Event-Related News of Interest

Latin America is an increasingly complex and sophisticated market for asset managers.

New alternative-asset rules for AFPs will bolster new allocations

By early October, Chile’s Pension Superintendent is expected to publish a framework of general provisions that regulate private-pension-fund investment in alternative assets.

It is noteworthy that, almost without precedent, these regulations were submitted for two rounds of public comment, mostly by market actors. Many comments were received in the first period, several of which were incorporated into the text submitted for second consultation.

Apparently, the end result will be well-aligned with the expectations of market players, who in general consider that this is an important advance for the diversification of pension investment and availability of instruments that offer very competitive returns when compared to more liquid assets.

However, despite the many positive aspects, the new regulations are not expected to clear up uncertainty over the compensation of third-party managers that has cast a shadow over the the AFP industry. As noted, President Michelle Bachelet has issued a declaration of intent to force the AFP pension managers to pay a portion of third-party fees, as opposed to expensing them to the pension funds and affiliates.

“In such a scenario, alternative funds, which charge higher fees due to their special characteristics, would be the most impacted, because AFPs will prefer instruments with lower fees,” a source told Fund Pro Latin America.

According to the Pension Superintendent, the objectives of the new general provisions, which should come into force next November, are to expand diversification of investments, improve returns, allow long-term investments and invest directly in broader variety of assets with possible cost savings for pension and severance funds.

One of the key elements of the new regulation is that pension funds will be able to invest between 5% and 15% of their AUM (according to Central Bank criteria) in alternative assets, all bunched in a special category, without competing with other asset classes, which is considered essential for promoting alternatives over other more advantageous options in a short-term outlook.

Some players said they would have preferred the use of sublimits to differentiate between different types of alternative assets, as in Peru, but these comments were apparently disregarded by the authority for now.

The creation of the alternatives class with sublimits would have encouraged additional investment in real-estate and infrastructure assets which, although they offer lower returns, are less volatile and have lower associated risk, thus complementing the AFPs’ investment portfolios.

“Without this differentiation, when pension funds are limited in space they most likely will prefer private equity over alternatives,” according to Ignacio Montes of Credicorp Capital.

The regulations also allow pension funds to invest directly in foreign alternatives, with no need for a local vehicle (feeder fund) as has been the case until now.

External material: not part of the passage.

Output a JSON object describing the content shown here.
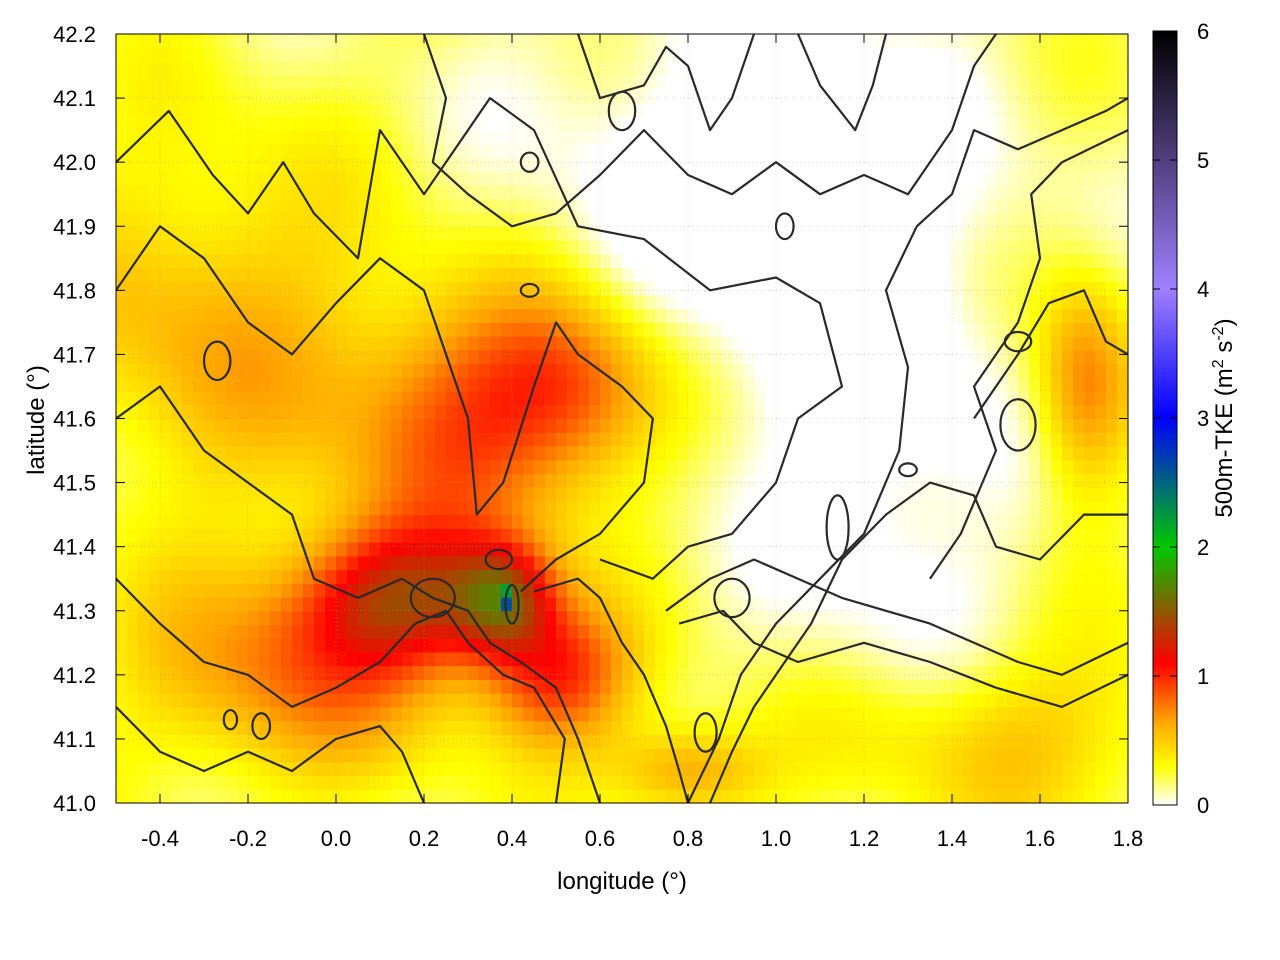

In any event, these funds must be registered with the Risk Rating Commission, obviously with different criteria from traditional funds.

According to Ricardo Morales of HMC Capital, the transition to the new system will not be quick, since direct investment is more complex in terms of due diligence and legal processing. “On the other hand, the fees paid to feeders are very low.”

On the alternative assets suitable for investment, the regulations consider the following: vehicles for investing in foreign private capital assets; vehicles for investing in foreign private debt; co-investment in private capital and private debt abroad; equity of national closely-held companies (this group includes shares in infrastructure concession and real-estate companies); non-housing endorsable mortgage loans, domestic non-housing real estate leasing; participation in syndicated loans and national non-housing real estate for rental; and public limited companies (SpA) and national partnerships limited by shares.

For the time being, hedge funds and commodities have definitely been left out of the assets that qualify for investment in alternatives, and will very likely also fall outside the general criteria for investment in the restricted category.